The actual Medical Device Directive (MDD) 93/42/EEC and the Active Implantable Medical Device Directive (AIMDD) 90/385/ECC are the basic directives for all kinds of medical devices in Europe. These directives are mandatory for all member states and have to be put into national legislation by the national parliaments within a given time limit. It is not allowed to reduce or change the requirements of the directive but the parliaments can implement additional requirements like the German “Medizinprodukteberater” (consultant for medical devices) in §31 of the German medical device law.
In contrast to the Medical Device Directive the Medical Device Regulation (MDR) comes directly from the European Commission in Brussels without any approval by the national parliaments and has to be applied as European, supranational law within a given time limit. Additional national requirements resolved by the national parliaments are possible.
One of the reasons for the new MDR was the PIP-scandal: One manufacturer used the cheaper industrial silicon for breast implants instead of the ultra-pure medical silicon. Once this scandal had been made known publicly the Commission decided to tighten up the directive to prevent this kind of criminal process.
The actual MDD 93/42/EEC has 60 pages including 23 articles (24 pages) and 12 Annexes (36 pages). The new MDR consists of 333 pages with 123 articles (92 pages) and 17 annexes (241 pages). The main changes or new content of the MDR are:
- The manufacturer hat to appoint a qualified person in the company which has qualified know-how in the field of medical devices.
- The European EUDAMED database will be broadly enlarged.
- The activities and the review certification of the notified bodies will be harmonized Europe-wide (MDR certificate)
- There will be a change in the conformity assessment procedure. A procedure comparable with Annex VI of the MDD is no longer available.
- A so-called Scrutiny Procedure was implemented: The notified bodies can be committed to report any new application for a conformity assessment for a high-risk product to the medical device coordination group (MDCG) which decides on the clinical evaluation of the product.
- The classification of some products will change: Some of the implantable products which are now class IIb products (MDD) will meet the requirements for class III products and software will rarely be a class I product.
- The requirements for reprocessing of disposable products have increased.
- A more detailed specification of the technical documentation of the medical device was included in Annex II of the MDR. A new request of the MDR is the continuous update of the documentation.
- The retention period of the technical documentation was doubled from 5 years for the MDD to 10 years for the MDR.
- Each medical product needs a unique device identification (UDI).
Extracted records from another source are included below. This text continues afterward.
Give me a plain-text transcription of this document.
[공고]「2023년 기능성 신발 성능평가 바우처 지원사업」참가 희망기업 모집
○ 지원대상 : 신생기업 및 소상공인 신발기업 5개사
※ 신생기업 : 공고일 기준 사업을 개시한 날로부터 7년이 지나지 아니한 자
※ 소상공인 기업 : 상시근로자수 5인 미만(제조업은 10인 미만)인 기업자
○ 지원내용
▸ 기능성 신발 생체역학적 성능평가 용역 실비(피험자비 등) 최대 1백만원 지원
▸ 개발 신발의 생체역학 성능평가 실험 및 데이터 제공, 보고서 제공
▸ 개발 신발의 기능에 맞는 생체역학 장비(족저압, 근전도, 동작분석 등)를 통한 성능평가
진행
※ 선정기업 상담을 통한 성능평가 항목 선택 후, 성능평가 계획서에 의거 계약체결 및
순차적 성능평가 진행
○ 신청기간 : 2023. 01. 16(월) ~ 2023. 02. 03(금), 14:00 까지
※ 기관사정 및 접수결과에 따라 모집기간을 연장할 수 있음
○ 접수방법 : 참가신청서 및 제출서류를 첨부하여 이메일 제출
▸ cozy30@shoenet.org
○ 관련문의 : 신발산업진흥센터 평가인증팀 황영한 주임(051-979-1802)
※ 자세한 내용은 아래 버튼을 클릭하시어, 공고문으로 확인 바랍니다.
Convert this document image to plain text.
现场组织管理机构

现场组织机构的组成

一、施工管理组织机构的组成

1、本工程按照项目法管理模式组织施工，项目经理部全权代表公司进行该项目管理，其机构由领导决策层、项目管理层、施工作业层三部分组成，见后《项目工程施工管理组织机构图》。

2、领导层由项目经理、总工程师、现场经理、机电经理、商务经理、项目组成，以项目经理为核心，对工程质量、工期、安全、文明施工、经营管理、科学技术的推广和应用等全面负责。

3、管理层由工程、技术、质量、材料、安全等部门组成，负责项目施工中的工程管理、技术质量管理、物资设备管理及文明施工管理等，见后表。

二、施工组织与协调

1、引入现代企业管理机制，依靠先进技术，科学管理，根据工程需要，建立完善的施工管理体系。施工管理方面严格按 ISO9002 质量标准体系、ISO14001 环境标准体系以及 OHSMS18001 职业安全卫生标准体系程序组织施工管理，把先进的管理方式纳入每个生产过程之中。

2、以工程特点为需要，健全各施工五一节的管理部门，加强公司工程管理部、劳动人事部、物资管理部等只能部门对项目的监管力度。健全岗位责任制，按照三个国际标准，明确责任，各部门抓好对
With this identification system the Commission plans an obligation for identification and registration of medical products.
- There are new requirements for labelling of medical devices.
- Clinical evaluation and clinical investigation will be regulated and prescribed in more detail.
- The clinical evaluation has to be updated with post market information of the now important post market surveillance.
- The following figure shows the dependencies between documents under the MDR:
CE-P: Clinical Evaluation Plan
CE-R: Clinical Evaluation Report
PMS-P: Post Market Surveillance Plan
PMS-R: Post Market Surveillance Report
PSUR: Periodic Safety Update Report
PMCF: Post Market Clinical Follow Up
IFU: Instructions for Use
RM-P: Risk Management Plan
RM-R: Risk Management Report
The intention of the new MDR was to tighten up the MDD to make the medical products safer and more reliable. By upgrading the existing directives to a European regulation the conformity assessment procedure will be a uniform process in all member states which makes the results consistent and more transparent. To achieve that the MDR will put more emphasize on documentation for the manufacturer of a medical product. This will lead to rising costs for the final MDR-conform medical product. Additional cost will come due to the obligation for a new conformity assessment procedure for medical products already approved under the MDD, additional effort for post market surveillance and post market clinical follow-up as well as for the Compliance Officer. For small and medium enterprises there will be the risk that they do not have the necessary man power and/or the necessary financial resources to be compliant with the new regulation. As a consequence there is the risk that many small and medium enterprises and their products (!) will disappear from the market.